My question:
Hi, lately I've been looking into various mode-line customization packages such as Smart Mode Line, Powerline, Spaceline, or Telephone Line. I'd like to write a package that works alongside one of the existing mode-line packages but modifies the faces it uses to render the modeline so that it blends in with the currently-enabled Custom Theme. The problem is, I'm unsure of which mode-line package to write my camouflage package for, mostly because I don't know which package best supports what I'm trying to do. I'm currently working on informing myself further, but I thought it couldn't ask to ask around a bit. (Sorry if this isn't the correct place to ask.) Which mode-line package(s) would best suit my project?
Further explanation of what I'm trying to do:
I got the idea when I decided to try out a mode-line package. I decided to try Smart-Mode-Line first. One thing I have noticed about these packages (and about package faces in general**) is that in general, they do not integrate well with Emacs themes; when they attempt to, they sometimes result in illegible mode-line text. I am aiming to write a special theming package (not merely another Custom Theme!) to use with one of the mode-line packages that will enable it to camouflage and blend in better with an Emacs theme, rather than having to enable a separate Custom Theme on top of the actual enabled theme (which doesn't always work well).
My theming package will aim to do the following:
- Map the faces that the package uses for rendering the mode-line to faces that are usually defined in Custom Theme packages (the mode-line faces, and the error faces, the stdout faces, comment faces, tooltip faces, etc).
- I would also like to provide an interface (via Custom) for choosing which faces each mode-line face will inherit from. I have written a special "inherit-feature" function that allows specifying which features to inherit.
- Enhance readability by automatically enhancing color contrast (using a function or two from shr.el, with some tweaks)
- Further ensure readability by providing a way to fine-tune the results via a darkening/lightening coefficient for each of the colors used in the mode-line.
- Allow users to specify face mappings for each Custom Theme (eg, "Use the Comment face foreground color as the ISearch mode-line background color when I'm using the Subatomic theme, but use the Helm-completion face instead when I'm using the Dracula theme.") that will be automatically used when a theme for which such specifications have been made is enabled. (At present, I assume that only one Custom Theme is enabled at a time. Subject to change.) Naturally, this means that the package should ideally be able to detect or check for face changes more than just when it is loaded.
- I've noticed that with Vim Powerline, the mode-line (or whatever they call it) changes content and color contextually. I am more than willing to try to either implement this functionality as a supplement to an existing mode-line package; however, if it would involve a full fork and/or rewrite, I'll have to shelve this project for when I have more time to work on it. This pretty much necessitates that the package be able to detect or check for face changes more than just when it is loaded, as well as provide a means to specify additional faces based on content type and, if at all possible, trigger certain changes with hook-run functions (rather than an idle timer).

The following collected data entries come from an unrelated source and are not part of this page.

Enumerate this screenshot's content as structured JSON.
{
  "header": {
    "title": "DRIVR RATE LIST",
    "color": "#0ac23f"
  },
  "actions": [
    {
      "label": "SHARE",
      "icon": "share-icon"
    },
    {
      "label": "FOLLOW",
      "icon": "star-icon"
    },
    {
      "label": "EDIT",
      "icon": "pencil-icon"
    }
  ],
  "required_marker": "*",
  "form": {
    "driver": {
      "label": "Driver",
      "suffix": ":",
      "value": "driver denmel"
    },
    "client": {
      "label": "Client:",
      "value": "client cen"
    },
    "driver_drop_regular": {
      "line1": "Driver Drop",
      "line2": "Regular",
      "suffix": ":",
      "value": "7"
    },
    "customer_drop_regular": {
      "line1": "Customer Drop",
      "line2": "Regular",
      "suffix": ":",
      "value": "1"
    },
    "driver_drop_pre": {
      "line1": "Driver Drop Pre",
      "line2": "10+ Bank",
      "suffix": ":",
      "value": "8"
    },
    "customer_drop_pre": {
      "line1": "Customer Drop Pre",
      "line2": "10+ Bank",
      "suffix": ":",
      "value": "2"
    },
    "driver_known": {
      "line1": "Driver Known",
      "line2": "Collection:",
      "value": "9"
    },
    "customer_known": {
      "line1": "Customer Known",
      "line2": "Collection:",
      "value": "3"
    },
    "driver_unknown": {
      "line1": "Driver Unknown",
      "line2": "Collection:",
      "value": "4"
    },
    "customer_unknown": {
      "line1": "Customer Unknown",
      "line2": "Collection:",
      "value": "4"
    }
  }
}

Additional and background information
I don't care too much about how many different kinds of separators there are (as long as the options include "arrow" and "none") but I do care about how the package handles window width***, truncation, and position of segments; I don't care if you can add custom sections with arbitrary fixed text, but I'd definitely like to be able to specify position/alignment and spacing for things like buffer name, major mode name, minor mode lists, line/column position, file size, read-only-mode-ness, buffer modification, VCS integration, and EOL.
So far, I like Powerline (despite the fact that it only uses a handful of face variables), but I'm not sure exactly how it differs from Spaceline and telephone-line yet. I'm still in the process of looking at the source code and trying to determine if I can write a theme for it that provides not only for more than that handful of faces (and add some context-specific ones!), or if a fork would be necessary to do so. telephone-line is much better documented, and offers more user-accessible faces, but I'm not sure how robust its alignment and truncation is.
** I've noticed that while most packages try to have their faces inherit from built-in faces with similar functions (which Custom Theme designers are likely to include specifications for in their themes), but some unfortunately do not.
*** I recently attempted to write a function that would update SML's min and max buffer-/file-name-width when the window (NOT just frame) changed size. However, it seems that it only checks the value of the min-width (which also specifies max-width if it's a ( . )
pair) once (on init). I would also have liked to be able to use my own name truncation function.